I have been working on a study trying to estimate body mass in mammals using a skeletal proxy in R. My dataset has high phylogenetic signal (Pagel's Lambda = 0.9) and I am interested in removing the effects of phylogenetic signal to produce more accurate estimates of body mass.
I had tried to do this using PGLS, but PGLS ended up producing higher error rates than the same data under OLS despite the high phylogenetic signal. Part of this appears to be because there are several particular clades with long branches (e.g., Monotremata) that form regression lines above or below the line of best fit, and their phylogenetic position distorts the resulting best-fit line. I had thought PGLS took phylogenetic covariance into account when estimating values, but it looks as though it only uses phylogenetic signal into account to minimize the residuals of the best fit line. It does not put the phylogenetic covariance back into the estimation of the y-value.

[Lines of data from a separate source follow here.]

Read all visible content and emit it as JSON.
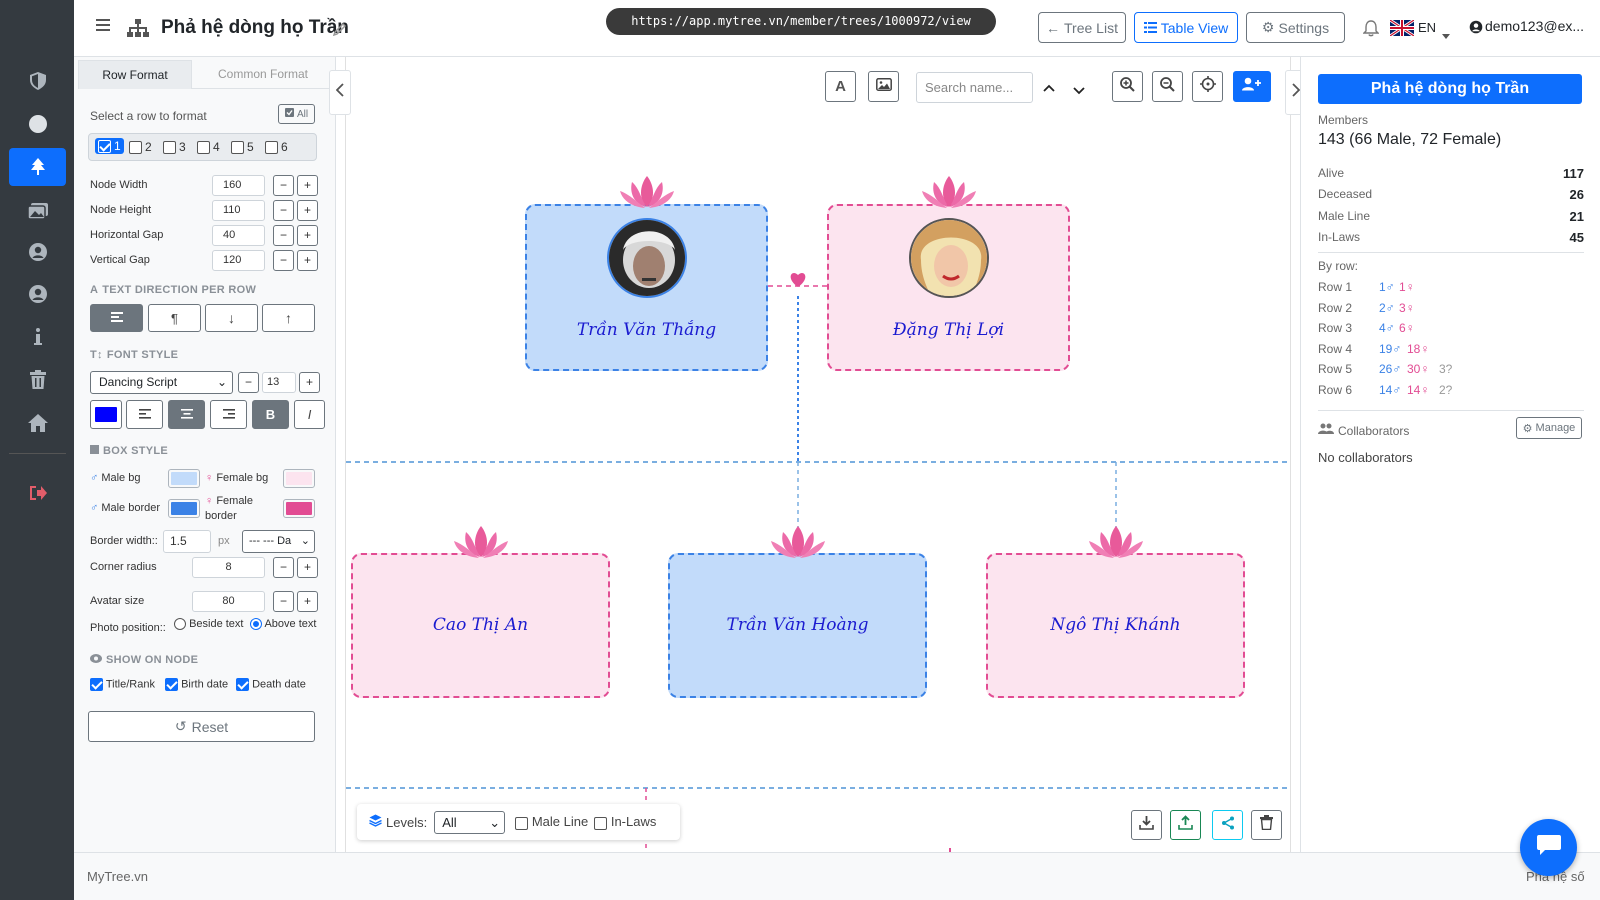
{
  "colors": {
    "primary": "#0d6efd",
    "male_bg": "#c2dbfa",
    "male_border": "#3b82e6",
    "female_bg": "#fce4ef",
    "female_border": "#e24c93",
    "text_color": "#0000ff"
  },
  "topbar": {
    "title": "Phả hệ dòng họ Trần",
    "url": "https://app.mytree.vn/member/trees/1000972/view",
    "tree_list": "Tree List",
    "table_view": "Table View",
    "settings": "Settings",
    "lang": "EN",
    "user": "demo123@ex..."
  },
  "left": {
    "tabs": [
      "Row Format",
      "Common Format"
    ],
    "select_row": "Select a row to format",
    "all": "All",
    "rows": [
      "1",
      "2",
      "3",
      "4",
      "5",
      "6"
    ],
    "node_width_label": "Node Width",
    "node_width": "160",
    "node_height_label": "Node Height",
    "node_height": "110",
    "hgap_label": "Horizontal Gap",
    "hgap": "40",
    "vgap_label": "Vertical Gap",
    "vgap": "120",
    "text_dir": "TEXT DIRECTION PER ROW",
    "font_style": "FONT STYLE",
    "font": "Dancing Script",
    "font_size": "13",
    "bold": "B",
    "italic": "I",
    "box_style": "BOX STYLE",
    "male_bg": "Male bg",
    "female_bg": "Female bg",
    "male_border": "Male border",
    "female_border_1": "Female",
    "female_border_2": "border",
    "border_width_label": "Border width::",
    "border_width": "1.5",
    "px": "px",
    "border_style": "--- --- Da",
    "corner_label": "Corner radius",
    "corner": "8",
    "avatar_label": "Avatar size",
    "avatar": "80",
    "photo_pos": "Photo position::",
    "beside": "Beside text",
    "above": "Above text",
    "show_on_node": "SHOW ON NODE",
    "opt_title": "Title/Rank",
    "opt_birth": "Birth date",
    "opt_death": "Death date",
    "reset": "Reset",
    "minus": "−",
    "plus": "+"
  },
  "canvas": {
    "search_placeholder": "Search name...",
    "nodes": [
      {
        "name": "Trần Văn Thắng",
        "gender": "male"
      },
      {
        "name": "Đặng Thị Lợi",
        "gender": "female"
      },
      {
        "name": "Cao Thị An",
        "gender": "female"
      },
      {
        "name": "Trần Văn Hoàng",
        "gender": "male"
      },
      {
        "name": "Ngô Thị Khánh",
        "gender": "female"
      }
    ],
    "levels_label": "Levels:",
    "levels_value": "All",
    "male_line": "Male Line",
    "in_laws": "In-Laws"
  },
  "right": {
    "title": "Phả hệ dòng họ Trần",
    "members_label": "Members",
    "members": "143 (66 Male, 72 Female)",
    "stats": [
      {
        "label": "Alive",
        "value": "117"
      },
      {
        "label": "Deceased",
        "value": "26"
      },
      {
        "label": "Male Line",
        "value": "21"
      },
      {
        "label": "In-Laws",
        "value": "45"
      }
    ],
    "by_row": "By row:",
    "rows": [
      {
        "label": "Row 1",
        "m": "1♂",
        "f": "1♀",
        "u": ""
      },
      {
        "label": "Row 2",
        "m": "2♂",
        "f": "3♀",
        "u": ""
      },
      {
        "label": "Row 3",
        "m": "4♂",
        "f": "6♀",
        "u": ""
      },
      {
        "label": "Row 4",
        "m": "19♂",
        "f": "18♀",
        "u": ""
      },
      {
        "label": "Row 5",
        "m": "26♂",
        "f": "30♀",
        "u": "3?"
      },
      {
        "label": "Row 6",
        "m": "14♂",
        "f": "14♀",
        "u": "2?"
      }
    ],
    "collaborators": "Collaborators",
    "manage": "Manage",
    "no_collab": "No collaborators"
  },
  "footer": {
    "brand": "MyTree.vn",
    "right": "Phả hệ số"
  }
}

I.e., the function does not go: "Taxon X is positioned as sister to Monotremata. Therefore it should deviate above or below the regression line to a degree similar to its phylogenetic distance and the mass estimate should be adjusted accordingly?"
Given this, is there any way to use a topology to estimate a value that considers phylogenetic covariance and the phylogenetic postion of the unknown taxon when estimating this value, rather than just using it to minimize the residuals when calculating the best fit line?